Money cannot buy any happiness
The blanket claim that money cannot buy happiness is false, but so is the claim that more money always means more happiness. Research shows the relationship depends on baseline income, baseline happiness, and how money is spent.
What we know
A long-standing belief in psychology held that beyond roughly $75,000 per year in household income, additional money added little to emotional wellbeing. This figure came from a 2010 study by Nobel laureate Daniel Kahneman and Angus Deaton. A 2021 study by Matthew Killingsworth using continuous experience sampling with a much larger sample found a continuous positive relationship between income and happiness that extended beyond $200,000.

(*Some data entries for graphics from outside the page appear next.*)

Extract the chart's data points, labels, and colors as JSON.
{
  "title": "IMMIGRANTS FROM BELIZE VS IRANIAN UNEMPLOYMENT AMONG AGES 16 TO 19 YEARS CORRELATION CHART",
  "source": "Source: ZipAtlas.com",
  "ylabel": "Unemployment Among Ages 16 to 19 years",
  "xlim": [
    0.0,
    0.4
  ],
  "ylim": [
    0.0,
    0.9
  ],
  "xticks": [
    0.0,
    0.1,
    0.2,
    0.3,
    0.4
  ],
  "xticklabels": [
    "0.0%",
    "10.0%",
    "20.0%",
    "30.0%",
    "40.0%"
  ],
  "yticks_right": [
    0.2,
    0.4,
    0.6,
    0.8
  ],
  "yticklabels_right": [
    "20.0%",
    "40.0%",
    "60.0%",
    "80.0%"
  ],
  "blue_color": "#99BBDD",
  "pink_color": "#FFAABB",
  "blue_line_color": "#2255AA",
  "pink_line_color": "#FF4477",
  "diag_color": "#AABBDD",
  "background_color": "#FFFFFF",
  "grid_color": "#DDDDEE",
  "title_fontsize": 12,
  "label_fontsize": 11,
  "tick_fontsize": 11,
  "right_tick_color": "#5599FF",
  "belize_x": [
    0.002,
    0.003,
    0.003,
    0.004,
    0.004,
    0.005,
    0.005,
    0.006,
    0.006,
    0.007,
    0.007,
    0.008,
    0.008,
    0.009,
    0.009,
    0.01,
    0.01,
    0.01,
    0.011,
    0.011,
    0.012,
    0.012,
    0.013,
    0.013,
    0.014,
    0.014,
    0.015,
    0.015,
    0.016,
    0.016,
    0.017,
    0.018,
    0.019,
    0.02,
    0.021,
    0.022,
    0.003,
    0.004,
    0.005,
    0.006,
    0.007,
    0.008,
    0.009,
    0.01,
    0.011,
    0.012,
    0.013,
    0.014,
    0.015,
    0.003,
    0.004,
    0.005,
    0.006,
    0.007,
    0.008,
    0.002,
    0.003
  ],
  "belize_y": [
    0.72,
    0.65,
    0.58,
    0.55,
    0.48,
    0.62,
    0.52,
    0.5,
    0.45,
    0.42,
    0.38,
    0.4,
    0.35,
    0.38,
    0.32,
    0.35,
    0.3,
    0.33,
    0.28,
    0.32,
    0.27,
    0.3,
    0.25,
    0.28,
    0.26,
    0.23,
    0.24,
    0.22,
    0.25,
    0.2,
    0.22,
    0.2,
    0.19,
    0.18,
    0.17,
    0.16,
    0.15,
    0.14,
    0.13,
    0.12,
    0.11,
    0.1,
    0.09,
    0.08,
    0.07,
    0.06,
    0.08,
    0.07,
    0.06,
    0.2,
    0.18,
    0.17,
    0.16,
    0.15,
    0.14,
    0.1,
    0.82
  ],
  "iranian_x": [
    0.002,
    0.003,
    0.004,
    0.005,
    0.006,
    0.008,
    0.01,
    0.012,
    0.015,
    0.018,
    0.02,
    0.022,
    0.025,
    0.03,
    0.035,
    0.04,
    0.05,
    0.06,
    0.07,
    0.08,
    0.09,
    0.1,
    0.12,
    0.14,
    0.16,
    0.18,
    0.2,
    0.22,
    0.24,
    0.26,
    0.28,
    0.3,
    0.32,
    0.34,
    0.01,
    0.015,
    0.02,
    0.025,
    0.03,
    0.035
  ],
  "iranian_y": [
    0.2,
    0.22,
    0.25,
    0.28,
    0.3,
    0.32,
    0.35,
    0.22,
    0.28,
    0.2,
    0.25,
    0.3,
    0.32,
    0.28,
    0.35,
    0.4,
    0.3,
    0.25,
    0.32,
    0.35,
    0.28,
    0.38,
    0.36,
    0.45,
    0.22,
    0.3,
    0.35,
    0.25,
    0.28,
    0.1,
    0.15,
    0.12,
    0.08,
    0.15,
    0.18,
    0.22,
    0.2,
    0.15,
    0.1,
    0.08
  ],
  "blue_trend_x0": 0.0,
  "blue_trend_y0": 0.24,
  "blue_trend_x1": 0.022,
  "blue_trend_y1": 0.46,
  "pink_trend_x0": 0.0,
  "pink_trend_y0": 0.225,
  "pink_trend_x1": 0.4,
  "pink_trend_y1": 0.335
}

In 2023, Kahneman, Killingsworth, and a mediating researcher published a joint reanalysis in the Proceedings of the National Academy of Sciences that reconciled the earlier discrepancy. They found that the relationship is not one-size-fits-all. For people in the lower 15 percent of the happiness distribution, additional income above $100,000 produces little further improvement. For the happiest 30 percent of people, gains in happiness accelerate at incomes above $100,000. For the middle of the distribution, gains are approximately linear throughout the income range.
The practical takeaway is that money reliably reduces the suffering associated with poverty and that its effect on wellbeing varies with baseline happiness rather than disappearing at a fixed income threshold. How money is spent also matters: research on 'prosocial spending' shows that spending on others or on experiences produces more lasting wellbeing than spending on material goods.

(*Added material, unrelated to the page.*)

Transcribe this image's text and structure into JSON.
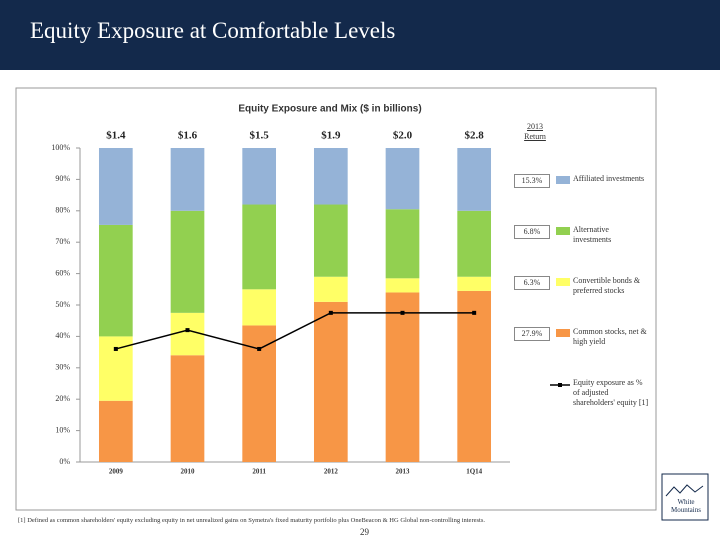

Saying money 'cannot buy any happiness' is therefore clearly false, particularly for those in financial hardship. The saying that it 'cannot buy happiness' captures a grain of truth in that money alone is not sufficient for a flourishing life and that its returns diminish at higher income levels for those who are already unhappy.
Common claims
- Money makes no difference to happiness beyond a basic threshold.Mostly false. The 2023 joint reanalysis shows income continues to matter for most people.
- Earning more money always increases happiness proportionally.Partly false. The relationship flattens or reverses for the most unhappy people above $100k.
- How you spend money matters as much as how much you earn.Supported. Prosocial spending and experiential purchases show stronger wellbeing effects.